THREE DIMENTIONAL BGK APPROACH IN SIMULATION OF
STRUCTURED PACKINGS
M.R.Kamali, J.R. van Ommen, H.EA.van den Akker
Delft University of Technology, Prins Bernhardlaan 6, 2628 BW, Delft, The Netherlands
M.R.Kamali@tudelft.nl
Abstract
Application of structured packings can improve the performance of the multi-tubular catalytic
reactors in the Fischer-Tropsch (FT) synthesis. However, due to exothermic behavior and
kinetic of the FT reaction proper radial heat and mass transfer are strongly important in
achieving good selectivity in this kind of reactor. Heat and mass transfer are dependent to the
type and design of the structured packing and their orientation inside the multi-tubular reactor.
Process intensification in multi-tubular reactors is achievable by optimizing the design and
orientation of the structured packings. Ability of using bigger units without suffering the
selectivity, having less pressure drop in the column, reducing the by-products by limiting the
back mixing or improving the penetration inside the catalytic bed are some important issues in
this respect.
The aim of the current work is to combine Direct Numerical Simulation (DNS) with
experiments in order to get better insight about the hydrodynamics and heat and mass transfer
in the structured packings. These will end up to optimized design for the structured packings
and reactor. For the CFD part Lattice-Boltzmann (LB) approach based on three dimensional
BGK (Bhatnagar-Gross-Krook) model was applied. Selection of the LB is due to its
advantages for the current particular problem compared to other conventional CFD
approaches. In fact, complexity of the structured packings and much of the physics involved
in the FT reaction demand fast and accurate solvers. Besides complexity of the geometry, one
of the challenges in simulation of Fischer-Tropsch reactions in the structured packings is
involvement of interfacial dynamics and phase transition with presence of porous solid
particles. In LB simulation it is possible to consider thermodynamics of the phases and add
equation of states of interfaces to the simulation. However, the high density ratio between gas
and liquid in FT, and formation of liquid due to chemical reaction on porous solid particles
are some issues which need special treatment.

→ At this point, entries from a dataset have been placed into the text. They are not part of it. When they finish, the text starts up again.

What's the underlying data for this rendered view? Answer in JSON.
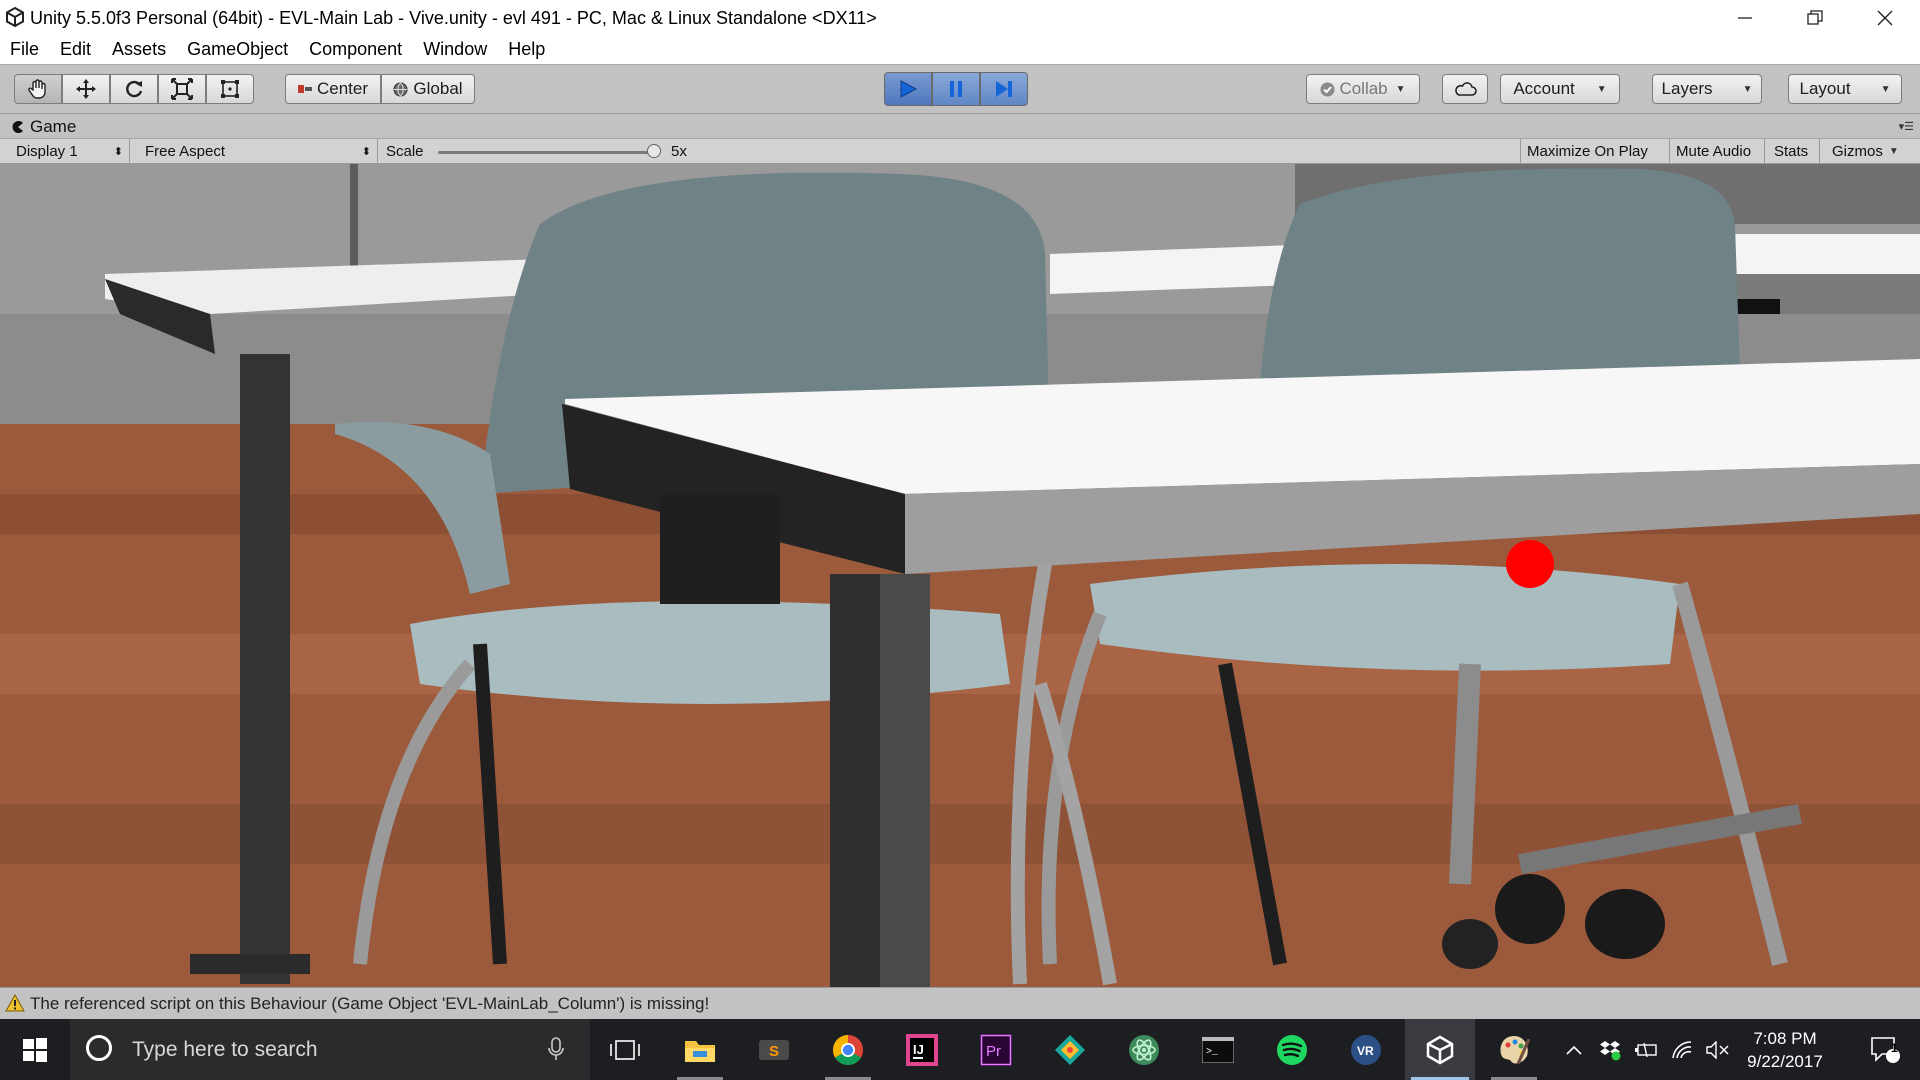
{
  "window": {
    "title": "Unity 5.5.0f3 Personal (64bit) - EVL-Main Lab - Vive.unity - evl 491 - PC, Mac & Linux Standalone <DX11>",
    "controls": [
      "minimize-icon",
      "maximize-icon",
      "close-icon"
    ]
  },
  "menu": {
    "items": [
      "File",
      "Edit",
      "Assets",
      "GameObject",
      "Component",
      "Window",
      "Help"
    ]
  },
  "toolbar": {
    "tools": [
      "hand-icon",
      "move-icon",
      "rotate-icon",
      "scale-icon",
      "rect-tool-icon"
    ],
    "pivot_mode": "Center",
    "pivot_rotation": "Global",
    "play_state": "playing",
    "collab_label": "Collab",
    "account_label": "Account",
    "layers_label": "Layers",
    "layout_label": "Layout",
    "accent_color": "#3d6fd1"
  },
  "game_view": {
    "tab_label": "Game",
    "display": "Display 1",
    "aspect": "Free Aspect",
    "scale_label": "Scale",
    "scale_value_label": "5x",
    "scale_value": 5,
    "options": [
      "Maximize On Play",
      "Mute Audio",
      "Stats",
      "Gizmos"
    ],
    "reticle_color": "#ff0000"
  },
  "status": {
    "icon": "warning-icon",
    "message": "The referenced script on this Behaviour (Game Object 'EVL-MainLab_Column') is missing!"
  },
  "taskbar": {
    "search_placeholder": "Type here to search",
    "apps": [
      "task-view",
      "file-explorer",
      "sublime-text",
      "chrome",
      "intellij",
      "premiere-pro",
      "git-kraken",
      "atom",
      "terminal",
      "spotify",
      "vr-app",
      "unity",
      "paint"
    ],
    "time": "7:08 PM",
    "date": "9/22/2017",
    "notification_count": "1"
  }
}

So far, we have succeeded in building a three dimensional model for the simulation of FT
reaction in the CCFS (Closed Cross Flow Structure) packing. An important advantage of
developed model is its fast and accurate calculation compared to other Finite Volume (FV)
based method. The model is under development to finally reach to the goal of optimizing the
structured packings for FT reactions.